Offshoring care: Swiss Alzheimer’s patients find home in Thailand

The family atmosphere and the close relationship between patients and caregivers are some of the features of Baan Kamlangchay. (bm photo)

The family atmosphere and the close relationship between patients and caregivers are some of the features of Baan Kamlangchay. (bm photo)

by Luigi Jorio,
in Faham, Thailand
April 2, 2014 – 11:00


Palm trees and a swimming pool, games and outings – this is not a holiday camp, but a care home for the elderly at Chiang Mai, in Thailand. The Baan Kamlangchay centre, run by a Swiss, accommodates patients with Alzheimer’s and other dementias.


Siegfried Seidel has a problem the same that many Westerners in Thailand have. He is too tall and always bumps his head against the top of the door frame. For three months, the retired German biologist has been renting an apartment in Faham, a suburb of Chiang Mai, in the north of the country.

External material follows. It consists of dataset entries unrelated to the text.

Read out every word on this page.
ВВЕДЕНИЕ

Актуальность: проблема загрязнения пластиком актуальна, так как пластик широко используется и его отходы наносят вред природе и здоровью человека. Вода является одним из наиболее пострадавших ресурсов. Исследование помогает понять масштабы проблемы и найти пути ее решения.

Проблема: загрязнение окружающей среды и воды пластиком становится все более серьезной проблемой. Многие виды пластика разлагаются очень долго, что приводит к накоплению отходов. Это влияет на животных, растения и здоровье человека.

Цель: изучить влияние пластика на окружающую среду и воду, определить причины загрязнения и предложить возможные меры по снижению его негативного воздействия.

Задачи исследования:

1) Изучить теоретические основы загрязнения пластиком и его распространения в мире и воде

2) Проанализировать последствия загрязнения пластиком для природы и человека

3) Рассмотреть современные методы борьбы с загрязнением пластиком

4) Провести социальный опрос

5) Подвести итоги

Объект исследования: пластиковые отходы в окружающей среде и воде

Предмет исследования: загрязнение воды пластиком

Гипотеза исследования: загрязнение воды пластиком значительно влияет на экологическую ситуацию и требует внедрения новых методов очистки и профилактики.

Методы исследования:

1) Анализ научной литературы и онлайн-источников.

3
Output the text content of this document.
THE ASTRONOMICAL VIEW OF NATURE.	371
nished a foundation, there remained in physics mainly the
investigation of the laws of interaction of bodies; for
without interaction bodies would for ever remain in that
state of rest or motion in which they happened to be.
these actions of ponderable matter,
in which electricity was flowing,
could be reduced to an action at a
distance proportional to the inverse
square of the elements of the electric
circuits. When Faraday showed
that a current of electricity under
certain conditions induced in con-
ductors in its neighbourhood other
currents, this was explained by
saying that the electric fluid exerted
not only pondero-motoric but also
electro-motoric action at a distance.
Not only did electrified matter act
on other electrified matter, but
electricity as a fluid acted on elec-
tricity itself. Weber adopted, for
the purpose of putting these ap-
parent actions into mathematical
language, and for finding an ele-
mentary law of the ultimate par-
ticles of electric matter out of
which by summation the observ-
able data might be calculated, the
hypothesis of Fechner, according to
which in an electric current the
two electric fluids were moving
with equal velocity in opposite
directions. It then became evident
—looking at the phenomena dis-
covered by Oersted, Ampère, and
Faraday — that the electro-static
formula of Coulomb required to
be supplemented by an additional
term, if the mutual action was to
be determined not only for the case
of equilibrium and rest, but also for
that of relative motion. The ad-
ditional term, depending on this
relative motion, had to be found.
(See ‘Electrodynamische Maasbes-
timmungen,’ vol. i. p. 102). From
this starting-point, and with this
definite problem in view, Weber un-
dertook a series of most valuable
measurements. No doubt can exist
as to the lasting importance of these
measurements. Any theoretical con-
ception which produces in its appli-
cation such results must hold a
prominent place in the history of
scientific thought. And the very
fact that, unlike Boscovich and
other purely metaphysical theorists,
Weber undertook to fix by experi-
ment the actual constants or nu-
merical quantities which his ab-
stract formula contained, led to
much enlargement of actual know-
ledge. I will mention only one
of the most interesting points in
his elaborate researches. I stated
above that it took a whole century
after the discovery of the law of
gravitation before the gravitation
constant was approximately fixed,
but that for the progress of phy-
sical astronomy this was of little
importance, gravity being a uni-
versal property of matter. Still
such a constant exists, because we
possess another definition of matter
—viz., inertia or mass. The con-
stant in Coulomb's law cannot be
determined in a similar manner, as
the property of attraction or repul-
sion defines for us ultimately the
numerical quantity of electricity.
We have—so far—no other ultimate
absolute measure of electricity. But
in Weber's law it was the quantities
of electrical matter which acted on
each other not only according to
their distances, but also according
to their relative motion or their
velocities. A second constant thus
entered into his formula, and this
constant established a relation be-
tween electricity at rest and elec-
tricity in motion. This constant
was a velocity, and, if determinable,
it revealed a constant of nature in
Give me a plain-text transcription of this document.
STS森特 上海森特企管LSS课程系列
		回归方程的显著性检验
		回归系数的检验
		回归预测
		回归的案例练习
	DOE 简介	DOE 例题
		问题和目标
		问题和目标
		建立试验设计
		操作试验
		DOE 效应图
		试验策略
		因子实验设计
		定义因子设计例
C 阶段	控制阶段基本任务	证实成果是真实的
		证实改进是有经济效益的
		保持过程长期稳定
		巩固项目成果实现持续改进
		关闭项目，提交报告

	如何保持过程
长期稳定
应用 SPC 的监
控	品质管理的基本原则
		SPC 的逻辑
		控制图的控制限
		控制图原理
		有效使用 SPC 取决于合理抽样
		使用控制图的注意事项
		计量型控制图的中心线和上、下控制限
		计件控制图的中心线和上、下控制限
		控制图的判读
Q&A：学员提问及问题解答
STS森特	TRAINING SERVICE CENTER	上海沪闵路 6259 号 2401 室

Apart from the bruises on his forehead, Seidel is enjoying his holiday. The Buddhist temples and the markets are not what interest him, though. What brought him to Thailand was the illness of his wife, Irene. “In 1999 she was diagnosed with Parkinson’s disease. I tried to put her in a care home in Germany. But she didn’t feel right there, and after four days I took her home,” he recalls.

At their home in Potsdam, the 78-year-old looks after his wheelchair-bound wife on his own. But amid the palm trees of Faham, he has time out to rest and think. He doesn’t have to worry about his wife, as he knows she is in good hands no more than a block away.


Elderly respected in Thailand

Irene Seidel is a guest at Baan Kamlangchay, a residence for people suffering from Alzheimer’s disease and other senile dementias. The centre offers stays of varying duration to patients from Switzerland and Germany. “I wanted others to benefit from my experience,” explains founder Martin Woodtli.
In 2002, after his father died, the psychotherapist from Münsingen, outside Bern, was left to care for his mother, who was suffering from Alzheimer’s. Putting her in a normal care home was not an option for Woodtli. He did not want his mother, who was hyperactive, to be limited in her movements and kept sedated with lots of medication. Permanent care in Switzerland was not an option financially either. So he decided to “follow his heart” and make the journey with his mother to Thailand, which is a country he knows well, as he worked here at one time with Médecins Sans Frontières.

The cost of living and the lower wage bill here are not the only argument for the offshore solution. “In Thailand the elderly enjoy great respect,” emphasises Woodtli. “It is considered normal that younger people take care of them.” His positive experience with local caregivers who looked after his mother around the clock convinced him of the rightness of the decision he had made. A year later he founded Baan Kamlangchay.

“Here I can recharge my batteries,” says Siegfried Seidel. “At home, apart from looking after Irene day and night, I am always afraid of making a wrong move or falling. If I broke an arm or a leg, who would look after her?”